Beide Frauen schlossen ihre Augen und konzentrierten alle Kraft auf ihre Arm- und Beinmuskeln. Sie befanden sich so in einer äußerst prekären Lage, an ein Hochklettern am Seil war ohne Trittschlingen nicht zu denken, aber für den Augenblick hingen sie sicher am Helikopter, und Walter war wesentlich entlastet. Sandy war keine geübte Kletterin, sie konnte sich nur krampfhaft an Walters Klettergurt halten, war ansonsten aber keine Hilfe, ihr Gewicht selber zu tragen.

Dass Marianne das Seil gewechselt hatte, war für Walter eine große Erleichterung, aber keine Dauerlösung für das Problem. Walter spürte, dass seine Arme langsam zu krampfen begannen, lange würde er diesen höllischen Ritt nicht mehr durchhalten können. Er schätzte seine Kraftreserven ab, und beschloss zu handeln, bevor es zu spät war. Er nahm allen seinen verzweifelten Willen zusammen, und löste eine Hand von dem Bergegeschirr, an dem er sich mit Sandy festklammerte.
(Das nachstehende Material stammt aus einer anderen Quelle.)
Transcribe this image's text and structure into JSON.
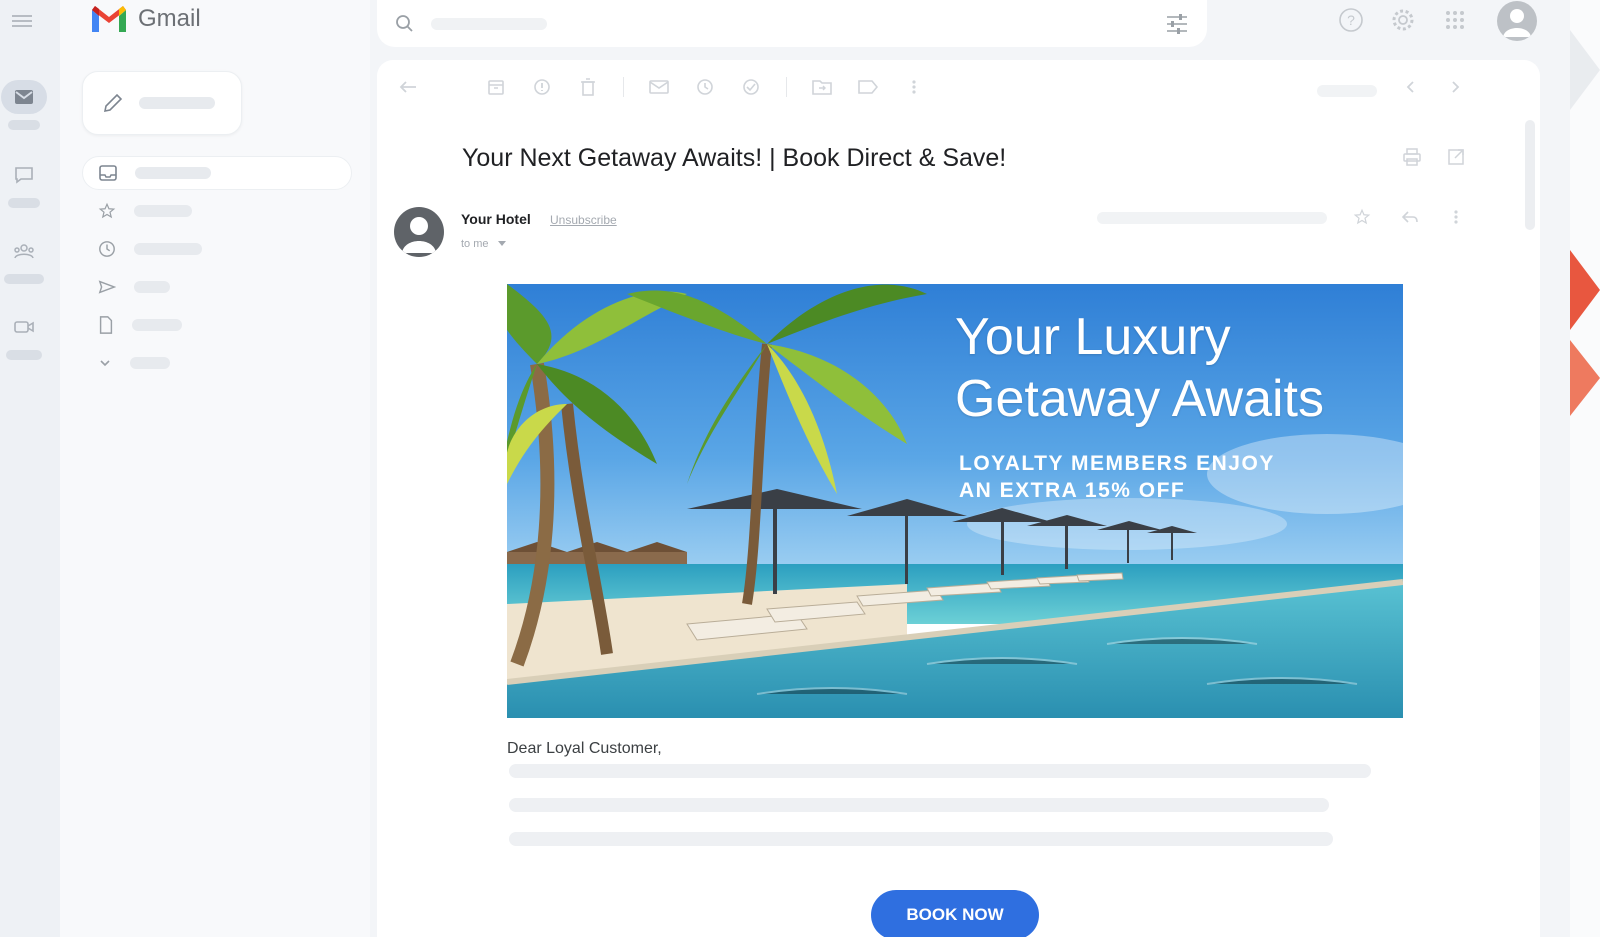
{
  "app": {
    "name": "Gmail"
  },
  "colors": {
    "accent": "#2f6fe0",
    "brand_red": "#ea4335",
    "brand_blue": "#4285f4",
    "brand_yellow": "#fbbc04",
    "brand_green": "#34a853"
  },
  "icons": {
    "rail": [
      "mail-icon",
      "chat-icon",
      "spaces-icon",
      "meet-icon"
    ],
    "nav": [
      "inbox-icon",
      "star-icon",
      "clock-icon",
      "send-icon",
      "draft-icon",
      "chevron-down-icon"
    ],
    "toolbar": [
      "back-arrow-icon",
      "archive-icon",
      "report-spam-icon",
      "delete-icon",
      "mark-unread-icon",
      "snooze-icon",
      "add-task-icon",
      "move-to-icon",
      "label-icon",
      "more-vert-icon"
    ],
    "top": [
      "help-icon",
      "settings-icon",
      "apps-grid-icon",
      "account-avatar-icon"
    ]
  },
  "email": {
    "subject": "Your Next Getaway Awaits! | Book Direct & Save!",
    "sender_name": "Your Hotel",
    "unsubscribe_label": "Unsubscribe",
    "recipient_label": "to me",
    "hero": {
      "title_line1": "Your Luxury",
      "title_line2": "Getaway Awaits",
      "subtitle_line1": "LOYALTY MEMBERS ENJOY",
      "subtitle_line2": "AN EXTRA 15% OFF"
    },
    "greeting": "Dear Loyal Customer,",
    "cta_label": "BOOK NOW"
  }
}
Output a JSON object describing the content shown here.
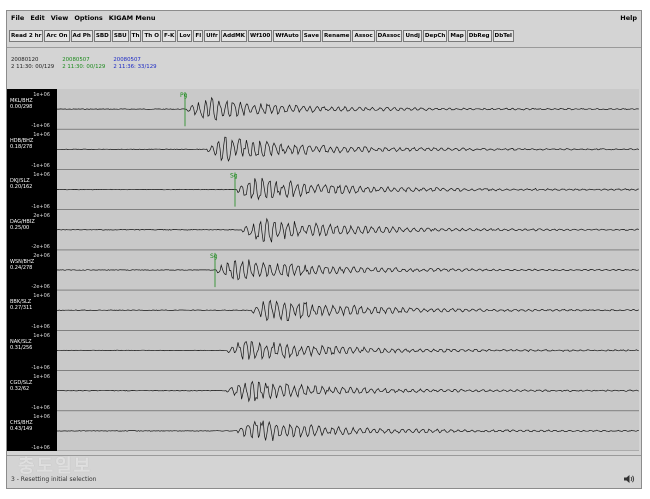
{
  "menu": {
    "items": [
      "File",
      "Edit",
      "View",
      "Options",
      "KIGAM Menu"
    ],
    "help": "Help"
  },
  "toolbar": {
    "buttons": [
      "Read 2 hr",
      "Arc On",
      "Ad Ph",
      "SBD",
      "SBU",
      "Th",
      "Th O",
      "F-K",
      "Lov",
      "Fl",
      "Ulfr",
      "AddMK",
      "Wf100",
      "WfAuto",
      "Save",
      "Rename",
      "Assoc",
      "DAssoc",
      "Undj",
      "DepCh",
      "Map",
      "DbReg",
      "DbTel"
    ]
  },
  "timestamps": [
    {
      "date": "20080120",
      "time": "2 11:30: 00/129",
      "color": "#222222"
    },
    {
      "date": "20080507",
      "time": "2 11:30: 00/129",
      "color": "#1b8a1b"
    },
    {
      "date": "20080507",
      "time": "2 11:36: 33/129",
      "color": "#1b29c4"
    }
  ],
  "stations": [
    {
      "name": "MKL/BHZ",
      "dist": "0.00/298",
      "scale_top": "1e+06",
      "scale_bot": "-1e+06",
      "phase": "Pg",
      "phase_color": "#1b8a1b"
    },
    {
      "name": "HDB/BHZ",
      "dist": "0.18/278",
      "scale_top": "1e+06",
      "scale_bot": "-1e+06"
    },
    {
      "name": "DKJ/SLZ",
      "dist": "0.20/162",
      "scale_top": "1e+06",
      "scale_bot": "-1e+06",
      "phase": "Sg",
      "phase_color": "#1b8a1b"
    },
    {
      "name": "DAG/HBIZ",
      "dist": "0.25/00",
      "scale_top": "2e+06",
      "scale_bot": "-2e+06"
    },
    {
      "name": "WSN/BHZ",
      "dist": "0.24/278",
      "scale_top": "2e+06",
      "scale_bot": "-2e+06",
      "phase": "Sg",
      "phase_color": "#1b8a1b"
    },
    {
      "name": "BBK/SLZ",
      "dist": "0.27/311",
      "scale_top": "1e+06",
      "scale_bot": "-1e+06"
    },
    {
      "name": "NAK/SLZ",
      "dist": "0.31/256",
      "scale_top": "1e+06",
      "scale_bot": "-1e+06"
    },
    {
      "name": "CGD/SLZ",
      "dist": "0.32/62",
      "scale_top": "1e+06",
      "scale_bot": "-1e+06"
    },
    {
      "name": "CHS/BHZ",
      "dist": "0.43/149",
      "scale_top": "1e+06",
      "scale_bot": "-1e+06"
    }
  ],
  "status": {
    "message": "3 - Resetting initial selection"
  },
  "watermark": "충도일보"
}
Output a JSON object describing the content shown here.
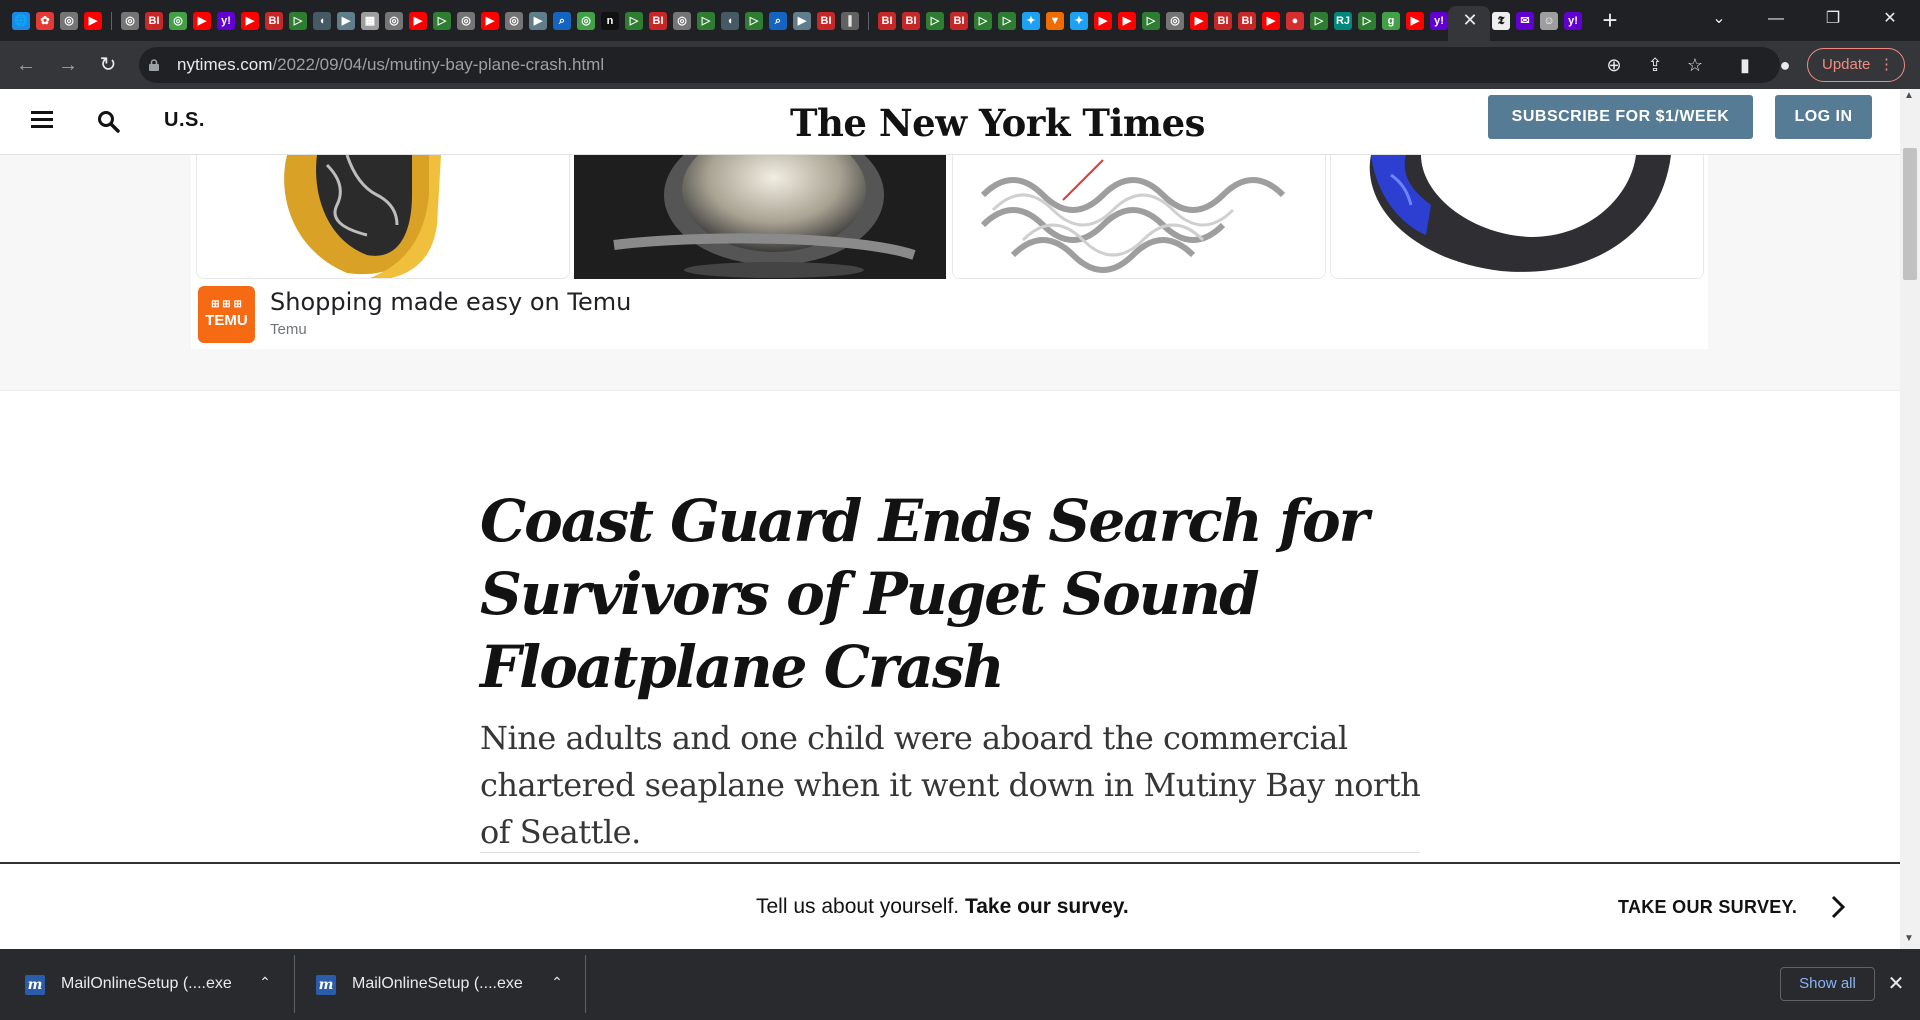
{
  "browser": {
    "url_host": "nytimes.com",
    "url_path": "/2022/09/04/us/mutiny-bay-plane-crash.html",
    "update_label": "Update",
    "tab_close_glyph": "✕",
    "new_tab_glyph": "+",
    "tab_favicons": [
      {
        "icon": "globe-icon",
        "color": "#1e88e5",
        "glyph": "🌐"
      },
      {
        "icon": "flower-icon",
        "color": "#e53935",
        "glyph": "✿"
      },
      {
        "icon": "globe-icon",
        "color": "#757575",
        "glyph": "◎"
      },
      {
        "icon": "youtube-icon",
        "color": "#ff0000",
        "glyph": "▶"
      },
      {
        "icon": "separator",
        "color": "",
        "glyph": ""
      },
      {
        "icon": "globe-icon",
        "color": "#757575",
        "glyph": "◎"
      },
      {
        "icon": "business-insider-icon",
        "color": "#c62828",
        "glyph": "BI"
      },
      {
        "icon": "globe-icon",
        "color": "#43a047",
        "glyph": "◎"
      },
      {
        "icon": "youtube-icon",
        "color": "#ff0000",
        "glyph": "▶"
      },
      {
        "icon": "yahoo-icon",
        "color": "#6001d2",
        "glyph": "y!"
      },
      {
        "icon": "youtube-icon",
        "color": "#ff0000",
        "glyph": "▶"
      },
      {
        "icon": "business-insider-icon",
        "color": "#c62828",
        "glyph": "BI"
      },
      {
        "icon": "play-icon",
        "color": "#2e7d32",
        "glyph": "▷"
      },
      {
        "icon": "shield-icon",
        "color": "#455a64",
        "glyph": "◖"
      },
      {
        "icon": "flag-icon",
        "color": "#607d8b",
        "glyph": "▶"
      },
      {
        "icon": "map-icon",
        "color": "#9e9e9e",
        "glyph": "▦"
      },
      {
        "icon": "globe-icon",
        "color": "#757575",
        "glyph": "◎"
      },
      {
        "icon": "youtube-icon",
        "color": "#ff0000",
        "glyph": "▶"
      },
      {
        "icon": "play-icon",
        "color": "#2e7d32",
        "glyph": "▷"
      },
      {
        "icon": "globe-icon",
        "color": "#757575",
        "glyph": "◎"
      },
      {
        "icon": "youtube-icon",
        "color": "#ff0000",
        "glyph": "▶"
      },
      {
        "icon": "globe-icon",
        "color": "#757575",
        "glyph": "◎"
      },
      {
        "icon": "flag-icon",
        "color": "#607d8b",
        "glyph": "▶"
      },
      {
        "icon": "search-icon",
        "color": "#1565c0",
        "glyph": "⌕"
      },
      {
        "icon": "globe-icon",
        "color": "#43a047",
        "glyph": "◎"
      },
      {
        "icon": "notion-icon",
        "color": "#111111",
        "glyph": "n"
      },
      {
        "icon": "play-icon",
        "color": "#2e7d32",
        "glyph": "▷"
      },
      {
        "icon": "business-insider-icon",
        "color": "#c62828",
        "glyph": "BI"
      },
      {
        "icon": "globe-icon",
        "color": "#757575",
        "glyph": "◎"
      },
      {
        "icon": "play-icon",
        "color": "#2e7d32",
        "glyph": "▷"
      },
      {
        "icon": "shield-icon",
        "color": "#455a64",
        "glyph": "◖"
      },
      {
        "icon": "play-icon",
        "color": "#2e7d32",
        "glyph": "▷"
      },
      {
        "icon": "search-icon",
        "color": "#1565c0",
        "glyph": "⌕"
      },
      {
        "icon": "flag-icon",
        "color": "#607d8b",
        "glyph": "▶"
      },
      {
        "icon": "business-insider-icon",
        "color": "#c62828",
        "glyph": "BI"
      },
      {
        "icon": "link-icon",
        "color": "#616161",
        "glyph": "∥"
      },
      {
        "icon": "separator",
        "color": "",
        "glyph": ""
      },
      {
        "icon": "business-insider-icon",
        "color": "#c62828",
        "glyph": "BI"
      },
      {
        "icon": "business-insider-icon",
        "color": "#c62828",
        "glyph": "BI"
      },
      {
        "icon": "play-icon",
        "color": "#2e7d32",
        "glyph": "▷"
      },
      {
        "icon": "business-insider-icon",
        "color": "#c62828",
        "glyph": "BI"
      },
      {
        "icon": "play-icon",
        "color": "#2e7d32",
        "glyph": "▷"
      },
      {
        "icon": "play-icon",
        "color": "#2e7d32",
        "glyph": "▷"
      },
      {
        "icon": "twitter-icon",
        "color": "#1da1f2",
        "glyph": "✦"
      },
      {
        "icon": "bookmark-icon",
        "color": "#ef6c00",
        "glyph": "▼"
      },
      {
        "icon": "twitter-icon",
        "color": "#1da1f2",
        "glyph": "✦"
      },
      {
        "icon": "youtube-icon",
        "color": "#ff0000",
        "glyph": "▶"
      },
      {
        "icon": "youtube-icon",
        "color": "#ff0000",
        "glyph": "▶"
      },
      {
        "icon": "play-icon",
        "color": "#2e7d32",
        "glyph": "▷"
      },
      {
        "icon": "globe-icon",
        "color": "#757575",
        "glyph": "◎"
      },
      {
        "icon": "youtube-icon",
        "color": "#ff0000",
        "glyph": "▶"
      },
      {
        "icon": "business-insider-icon",
        "color": "#c62828",
        "glyph": "BI"
      },
      {
        "icon": "business-insider-icon",
        "color": "#c62828",
        "glyph": "BI"
      },
      {
        "icon": "youtube-icon",
        "color": "#ff0000",
        "glyph": "▶"
      },
      {
        "icon": "pin-icon",
        "color": "#d32f2f",
        "glyph": "●"
      },
      {
        "icon": "play-icon",
        "color": "#2e7d32",
        "glyph": "▷"
      },
      {
        "icon": "rj-icon",
        "color": "#00897b",
        "glyph": "RJ"
      },
      {
        "icon": "play-icon",
        "color": "#2e7d32",
        "glyph": "▷"
      },
      {
        "icon": "g-icon",
        "color": "#43a047",
        "glyph": "g"
      },
      {
        "icon": "youtube-icon",
        "color": "#ff0000",
        "glyph": "▶"
      },
      {
        "icon": "yahoo-icon",
        "color": "#6001d2",
        "glyph": "y!"
      }
    ],
    "trailing_tabs": [
      {
        "icon": "nyt-icon",
        "color": "#eeeeee",
        "glyph": "𝕿"
      },
      {
        "icon": "yahoo-mail-icon",
        "color": "#6001d2",
        "glyph": "✉"
      },
      {
        "icon": "avatar-icon",
        "color": "#9e9e9e",
        "glyph": "☺"
      },
      {
        "icon": "yahoo-icon",
        "color": "#6001d2",
        "glyph": "y!"
      }
    ]
  },
  "nyt": {
    "section_label": "U.S.",
    "logo_text": "The New York Times",
    "subscribe_label": "SUBSCRIBE FOR $1/WEEK",
    "login_label": "LOG IN"
  },
  "ad": {
    "title": "Shopping made easy on Temu",
    "source": "Temu",
    "logo_text": "TEMU",
    "logo_color": "#f56a12"
  },
  "article": {
    "headline": "Coast Guard Ends Search for Survivors of Puget Sound Floatplane Crash",
    "summary": "Nine adults and one child were aboard the commercial chartered seaplane when it went down in Mutiny Bay north of Seattle."
  },
  "survey": {
    "lead": "Tell us about yourself.",
    "bold": "Take our survey.",
    "cta": "TAKE OUR SURVEY."
  },
  "downloads": {
    "items": [
      {
        "name": "MailOnlineSetup (....exe"
      },
      {
        "name": "MailOnlineSetup (....exe"
      }
    ],
    "show_all_label": "Show all"
  }
}
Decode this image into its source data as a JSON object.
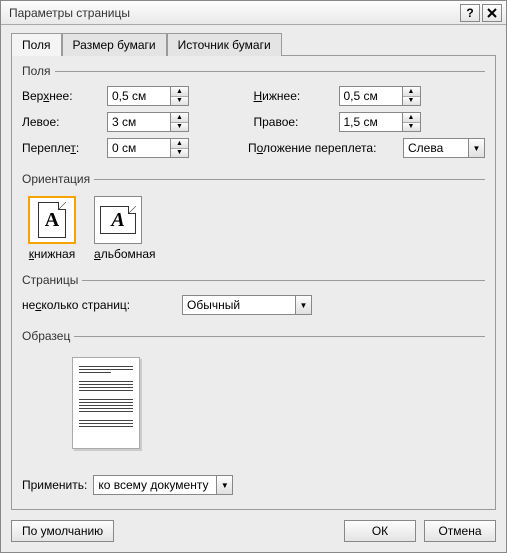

Er tastete nach seinem Klettergurt und nestelte ein Stück Repschnur lose. Erst legte er es sich um sein festgeklammertes Handgelenk, dann schlang er es durch das Bergegeschirr und wieder zurück zu seinem Handgelenk. Einige Sekunden später hatte er einen Knoten improvisiert und zurrte seinen Arm am Handgelenk an der Bergeschlinge fest. Schmerzhaft schnitt sich die Repschnur in seinen Arm ein, die Haut platzte auf und Blut quoll hervor, aber Walter war entschlossen, lieber eine Hand zu verlieren als loszulassen. Schließlich brachte er auch seinen anderen Arm wieder hoch zur Rettungsschlinge und klammerte sich fest, immerhin konnte er damit den anderen Arm etwas entlasten, damit die Schmerzen nicht unerträglich wurden. Auch er schloss die Augen, und konzentrierte sich ausschließlich von einer auf die nächste Sekunde, in der er auch nicht loslassen würde.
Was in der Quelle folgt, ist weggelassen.